It depends on your cat’s situation, type of bite, and personality.
Light bites are often a form of affection or playfulness. Deeper bites can be a sign of overstimulation, pain, or anxiety.
As a veterinarian, this is a question I get asked often! Cats use body language as a form of communication as they cannot speak our language.
IN THIS ARTICLE
Why Do They Do It
Cats use a combination of body positions such as tail and ear positions, vocalization such as hissing or purring, and oral behaviors like biting and nibbling to ‘talk’ to us.
It can sometimes be hard to figure out what they are saying, so we have done the hard work for you.
When a cat hugs your arm and bites you, they are trying to communicate a message. This message can differ depending on the situation, as there are different reasons a cat may hug your arm and bite you.
Hugging your arm and then biting you can have five different meanings:
If you have been playing, cuddling, or grooming your cat, and they feel overstimulated and need some alone time or a break, they can use this biting technique to say, “I would like to have a break,” or escape the situation.
We see this behavior commonly in cats who need medical treatment, such as their deworming tablet, as it’s an easy, quick way for your cat to communicate they would like space from their situation.
Cats love to play! You may find that your cat is so lost in the moment of the game they forget that you are not a plaything and can hug and bite you as part of the game.
This is not meant to be a painful bite but simply a way of saying they are having a great time playing with you.
When a cat wraps their arms around you and bites, they mimic the behaviors used in hunting. Play-biting is used to practice these essential hunting skills, and it’s not related to aggression or behavioral problems.
We see this behavior more often in younger cats and kittens still learning to stalk and hunt prey. Younger cats and kittens tend to grow out of this behavior with time as they transfer their play skills to real-life situations outside the home.
If you think your cat is playing with biting, ensure you have many toys to move their biting behavior onto. Rotating the toys regularly to keep them interesting is another good trick to keep their teeth away from your arms!
In the wild, a cat is a solitary animal and lives alone. Now they live happily in our homes with us, but even so, they can spend much time alone.

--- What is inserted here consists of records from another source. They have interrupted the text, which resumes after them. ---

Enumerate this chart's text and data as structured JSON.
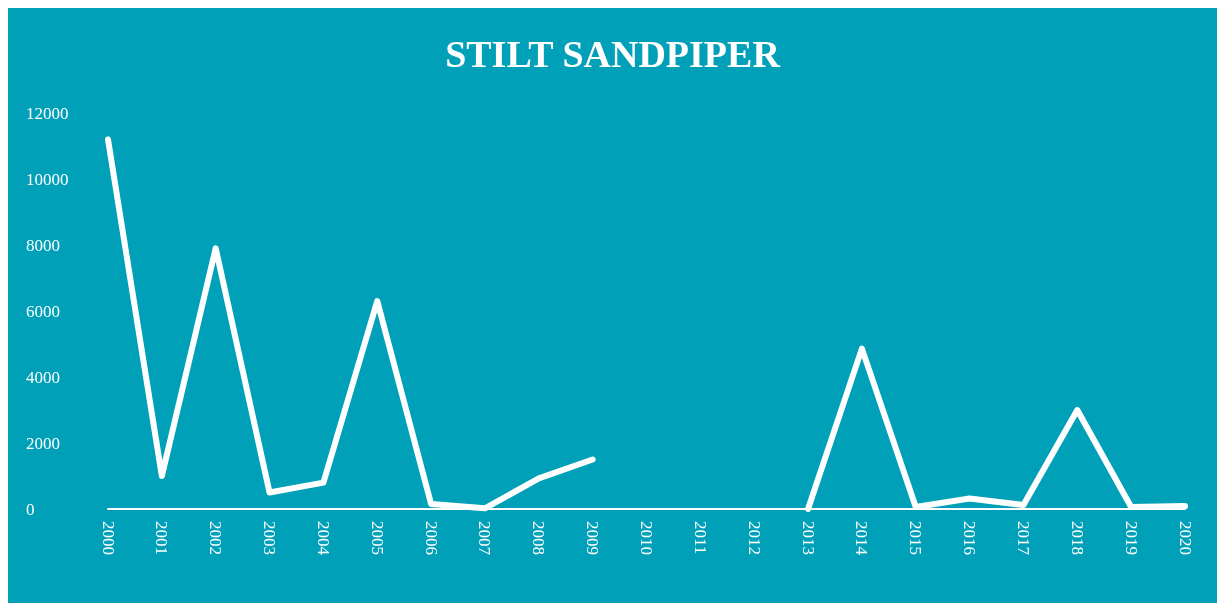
{
  "chart_data": {
    "type": "line",
    "title": "STILT SANDPIPER",
    "categories": [
      "2000",
      "2001",
      "2002",
      "2003",
      "2004",
      "2005",
      "2006",
      "2007",
      "2008",
      "2009",
      "2010",
      "2011",
      "2012",
      "2013",
      "2014",
      "2015",
      "2016",
      "2017",
      "2018",
      "2019",
      "2020"
    ],
    "series": [
      {
        "color": "#ffffff",
        "values": [
          11200,
          1000,
          7900,
          500,
          800,
          6300,
          150,
          20,
          930,
          1500,
          null,
          null,
          null,
          0,
          4860,
          60,
          320,
          120,
          3000,
          60,
          90
        ]
      }
    ],
    "ylim": [
      0,
      12000
    ],
    "yticks": [
      0,
      2000,
      4000,
      6000,
      8000,
      10000,
      12000
    ],
    "grid": false,
    "marker": "none",
    "line_style": "solid"
  }
}
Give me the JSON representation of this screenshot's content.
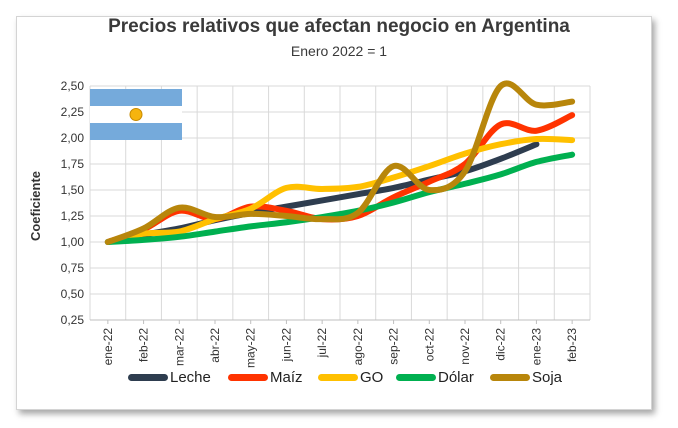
{
  "chart_data": {
    "type": "line",
    "title": "Precios relativos que afectan negocio en Argentina",
    "subtitle": "Enero 2022 = 1",
    "ylabel": "Coeficiente",
    "xlabel": "",
    "categories": [
      "ene-22",
      "feb-22",
      "mar-22",
      "abr-22",
      "may-22",
      "jun-22",
      "jul-22",
      "ago-22",
      "sep-22",
      "oct-22",
      "nov-22",
      "dic-22",
      "ene-23",
      "feb-23"
    ],
    "y_ticks": [
      "0,25",
      "0,50",
      "0,75",
      "1,00",
      "1,25",
      "1,50",
      "1,75",
      "2,00",
      "2,25",
      "2,50"
    ],
    "ylim": [
      0.25,
      2.5
    ],
    "grid": true,
    "legend_position": "bottom",
    "series": [
      {
        "name": "Leche",
        "color": "#2e3d4f",
        "values": [
          1.0,
          1.07,
          1.13,
          1.21,
          1.28,
          1.34,
          1.4,
          1.46,
          1.52,
          1.6,
          1.68,
          1.8,
          1.94,
          null
        ]
      },
      {
        "name": "Maíz",
        "color": "#ff3300",
        "values": [
          1.0,
          1.12,
          1.3,
          1.22,
          1.34,
          1.3,
          1.22,
          1.25,
          1.43,
          1.58,
          1.75,
          2.13,
          2.07,
          2.22
        ]
      },
      {
        "name": "GO",
        "color": "#ffc000",
        "values": [
          1.0,
          1.08,
          1.1,
          1.22,
          1.32,
          1.52,
          1.51,
          1.53,
          1.62,
          1.73,
          1.85,
          1.94,
          1.99,
          1.98
        ]
      },
      {
        "name": "Dólar",
        "color": "#00b050",
        "values": [
          1.0,
          1.02,
          1.05,
          1.1,
          1.15,
          1.19,
          1.24,
          1.3,
          1.38,
          1.48,
          1.56,
          1.65,
          1.77,
          1.84
        ]
      },
      {
        "name": "Soja",
        "color": "#b8860b",
        "values": [
          1.0,
          1.13,
          1.33,
          1.24,
          1.27,
          1.25,
          1.22,
          1.28,
          1.73,
          1.5,
          1.68,
          2.5,
          2.32,
          2.35
        ]
      }
    ]
  },
  "flag": {
    "colors": {
      "blue": "#75aadb",
      "white": "#ffffff",
      "sun": "#f6b40e"
    }
  }
}
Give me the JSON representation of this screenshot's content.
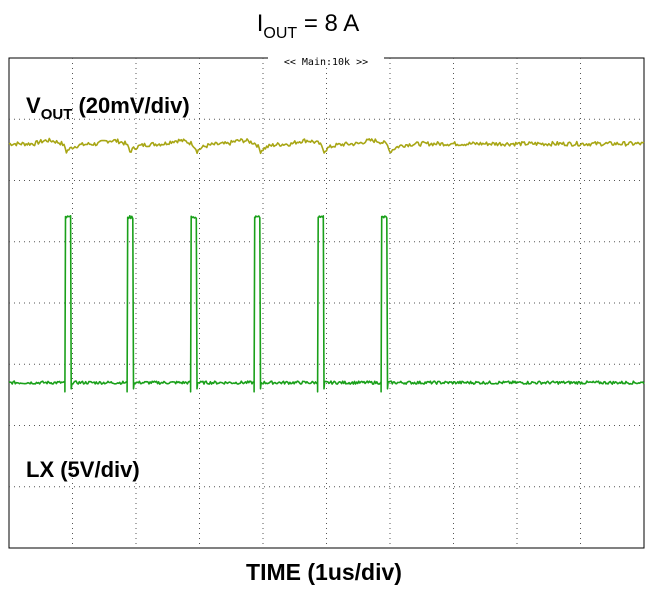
{
  "chart_data": {
    "type": "line",
    "title": {
      "main": "I",
      "sub": "OUT",
      "rest": " = 8 A"
    },
    "timebase": "<< Main:10k >>",
    "xlabel": "TIME (1us/div)",
    "grid": true,
    "divisions": {
      "x": 10,
      "y": 8
    },
    "xlim_div": [
      0,
      10
    ],
    "ylim_div": [
      0,
      8
    ],
    "series": [
      {
        "key": "vout",
        "name": {
          "main": "V",
          "sub": "OUT",
          "rest": " (20mV/div)"
        },
        "color": "#a8a615",
        "level_div": 6.6,
        "ripple_div": 0.15,
        "dip_times": [
          0.9,
          1.9,
          2.95,
          3.95,
          4.95,
          6.0
        ]
      },
      {
        "key": "lx",
        "name": "LX (5V/div)",
        "color": "#1aa01a",
        "low_div": 2.7,
        "high_div": 5.4,
        "pulses": [
          {
            "start": 0.88,
            "end": 0.98
          },
          {
            "start": 1.86,
            "end": 1.96
          },
          {
            "start": 2.86,
            "end": 2.96
          },
          {
            "start": 3.86,
            "end": 3.96
          },
          {
            "start": 4.86,
            "end": 4.96
          },
          {
            "start": 5.86,
            "end": 5.96
          }
        ]
      }
    ]
  }
}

Many cat owners will consider it an honor when their cats choose to spend time with them. A gentle arm hug or nibble can be their way of saying how much they love you! (even if it’s not a particularly enjoyable experience for us!)
During the day-to-day job as a veterinarian, sometimes you meet a cat who enjoys biting people regularly, which can be related to a behavioral issue.

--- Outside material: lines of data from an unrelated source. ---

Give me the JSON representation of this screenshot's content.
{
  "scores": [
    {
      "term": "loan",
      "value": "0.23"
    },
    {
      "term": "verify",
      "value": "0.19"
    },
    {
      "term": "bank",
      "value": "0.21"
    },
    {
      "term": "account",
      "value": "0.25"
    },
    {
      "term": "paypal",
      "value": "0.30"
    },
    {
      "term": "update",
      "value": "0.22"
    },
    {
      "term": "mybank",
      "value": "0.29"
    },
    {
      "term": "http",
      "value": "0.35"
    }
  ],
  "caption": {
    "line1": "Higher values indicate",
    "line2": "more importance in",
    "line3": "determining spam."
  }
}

After a complete physical health check to make sure the behavior is not related to pain or illness, a referral to a veterinary behaviorist is made.
This allows training alongside anti-anxiety medication to help your cat unlearn this biting behavior. It can be a long journey, but with time and patience, your cat can learn that biting regularly is not a behavior you wish to see.
Biting, nibbling, and licking are all utterly normal grooming behaviors that your cat will regularly use on themselves and possibly other cats or people.
If your cat is biting you, they may be trying to display grooming behaviors, which is another way of showing affection for you. Spending time grooming your cat may strengthen your bond if your cat likes to groom often.
Now that we know the most common five reasons cats hug and bite your arm, it’s worth noting the risks of these types of behaviors. Hugging and biting your arm can be an utterly harmless behavior, but sometimes accidents happen, and then it’s vital as a cat owner that you are prepared to respond to this.
While there are many positive reasons that your cat may choose to hug your arm and bite you, now and then, a cat may bite a bit too hard and puncture the skin.
If your cat does this, you must seek medical care immediately.
Cats carry many bacteria in their mouth that can cause serious bacterial infections when transmitted through a deep cat bite. Veterinarians and vet nurses are well aware of this risk as it is common in our job.
Some cat bites can be so profound that surgery is needed to flush and clean the pocket. So, while a cat bite may look unconcerned initially, it’s always best to seek medical attention if your cat breaks your skin with a cat bite.
Sometimes biting can signify boredom or frustration, so look at your cat’s environment and ensure they meet their needs.
All cats must have a minimum of a safe sleeping area, a litter tray, food, and water. Cat scratchers, toys, and trees allow your cat to express natural behaviors such as scratching and marking. This is important for their mental health.
Different types of toys- chewing, chasing, and puzzle- and spending time playing together will help keep their spirits up. Some cats are particularly clever and enjoy learning tricks. The more time you spend with your cat, the better you will know what they like and how to keep them happy.
Looking at their body language, the events happening at the time, and knowing your cat’s behaviors well will help you to tell what they are trying to communicate.
If you can’t work it out for yourself, don’t stress, a veterinarian will be more than happy to talk through what’s going on and try to find out what the underlying reason is, so always reach out to your local clinic if you are struggling with a biting issue.